Reading about the history of Central and Eastern Europe since the beginning of the 20th century suddenly makes me think that countries are in some way governed by what I'd describe as tectonic forces....in fact, much as what happens with continental plates, they enjoy a period of rest and evolution only to accumulate tensions that erupt in sometimes tremendously massive confrontations that, in time, dictate geo-political (as opposed to geo-physical, in the case of the plates) shifts and changes... that will then know a period of rest and evolution....
The first world-war...Versailles treaty...the second world war...West and East blocks....collapse of the Eastern block... emergence of Russian imperialism...Ukraine war.... what next....???
and what for? so much destruction, suffering, hate sowing... wounds that will only heal in hundreds of years, if ever...,
There has to be a better way of affirming our capacity to deal with our own shit as rational, conscious beings or else poppies will continue to grow and the world will eventually turn into a sad huge Flanders field....
Ties between Moldova and Romania have always been strong, the more so since both countries were at a time, between the end of the first world war and the early stages of the second, part of the same unified state. Today, 80% of the population speaks Moldovan which is virtually the same language as Romanian, and reunification in the future is not to be completely set aside as there are supporters of this idea on both sides of the borders.

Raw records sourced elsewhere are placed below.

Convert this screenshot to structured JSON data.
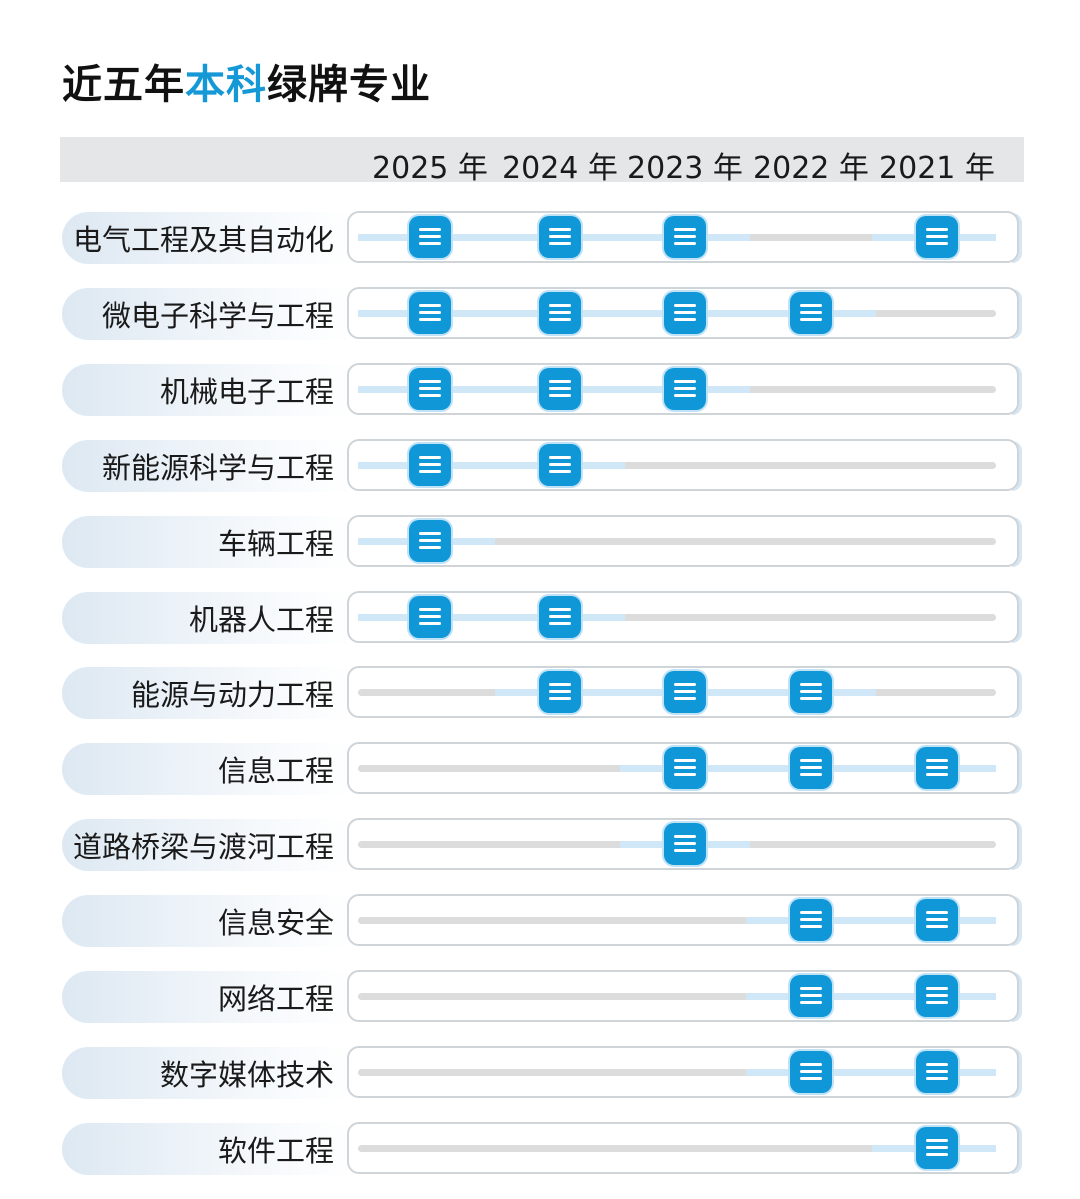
{
  "title": {
    "prefix": "近五年",
    "highlight": "本科",
    "suffix": "绿牌专业"
  },
  "colors": {
    "accent": "#0f97d8",
    "track": "#dcdcdc",
    "track_active": "#cfe7f6",
    "header_bg": "#e4e6e8"
  },
  "icon": "list-badge-icon",
  "chart_data": {
    "type": "table",
    "years": [
      "2025 年",
      "2024 年",
      "2023 年",
      "2022 年",
      "2021 年"
    ],
    "rows": [
      {
        "major": "电气工程及其自动化",
        "flags": [
          1,
          1,
          1,
          0,
          1
        ]
      },
      {
        "major": "微电子科学与工程",
        "flags": [
          1,
          1,
          1,
          1,
          0
        ]
      },
      {
        "major": "机械电子工程",
        "flags": [
          1,
          1,
          1,
          0,
          0
        ]
      },
      {
        "major": "新能源科学与工程",
        "flags": [
          1,
          1,
          0,
          0,
          0
        ]
      },
      {
        "major": "车辆工程",
        "flags": [
          1,
          0,
          0,
          0,
          0
        ]
      },
      {
        "major": "机器人工程",
        "flags": [
          1,
          1,
          0,
          0,
          0
        ]
      },
      {
        "major": "能源与动力工程",
        "flags": [
          0,
          1,
          1,
          1,
          0
        ]
      },
      {
        "major": "信息工程",
        "flags": [
          0,
          0,
          1,
          1,
          1
        ]
      },
      {
        "major": "道路桥梁与渡河工程",
        "flags": [
          0,
          0,
          1,
          0,
          0
        ]
      },
      {
        "major": "信息安全",
        "flags": [
          0,
          0,
          0,
          1,
          1
        ]
      },
      {
        "major": "网络工程",
        "flags": [
          0,
          0,
          0,
          1,
          1
        ]
      },
      {
        "major": "数字媒体技术",
        "flags": [
          0,
          0,
          0,
          1,
          1
        ]
      },
      {
        "major": "软件工程",
        "flags": [
          0,
          0,
          0,
          0,
          1
        ]
      }
    ]
  }
}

This state of affairs makes it perhaps more understandable that a sovereign state should issue a stamp celebrating the centenary of the coronation of the last sovereigns of the neighbouring state, of which it was also, at the time, part of (a bit confusing, but true nonetheless....).
Ferdinand I became king of Romania on October 1910. During the first world war, Ferdinand sided with the triple entente powers and it seems that the influence of his wife Mary, of British origins, was instrumental for this. Upon the end of the war, Ferdinand was rewarded with the unification into Romania of Bessarabia, Bukovina (both now part of Moldova) and Transylvania, and on the 15th October 1922, he and Mary were crowned sovereigns of this enlarged Romania.
Celebrating this fact, Posta Moldovei issued on 15OCT2022 a souvenir sheet with one 9,50 Lei stamp with the effigies of both sovereigns and their coat of arms, under the legend 100 de ani de la incoronare, in the sheet frame, which must be read in conjunction with the legend in the stamp itself - Suverani Ai Românei Mari, these translating into "100 years past the coronation of the Sovereigns of Greater Romania".
The stamp is obliterated with a beautiful and quite clear postmark of a post office in the capital of the country, the city of Chişinǎu.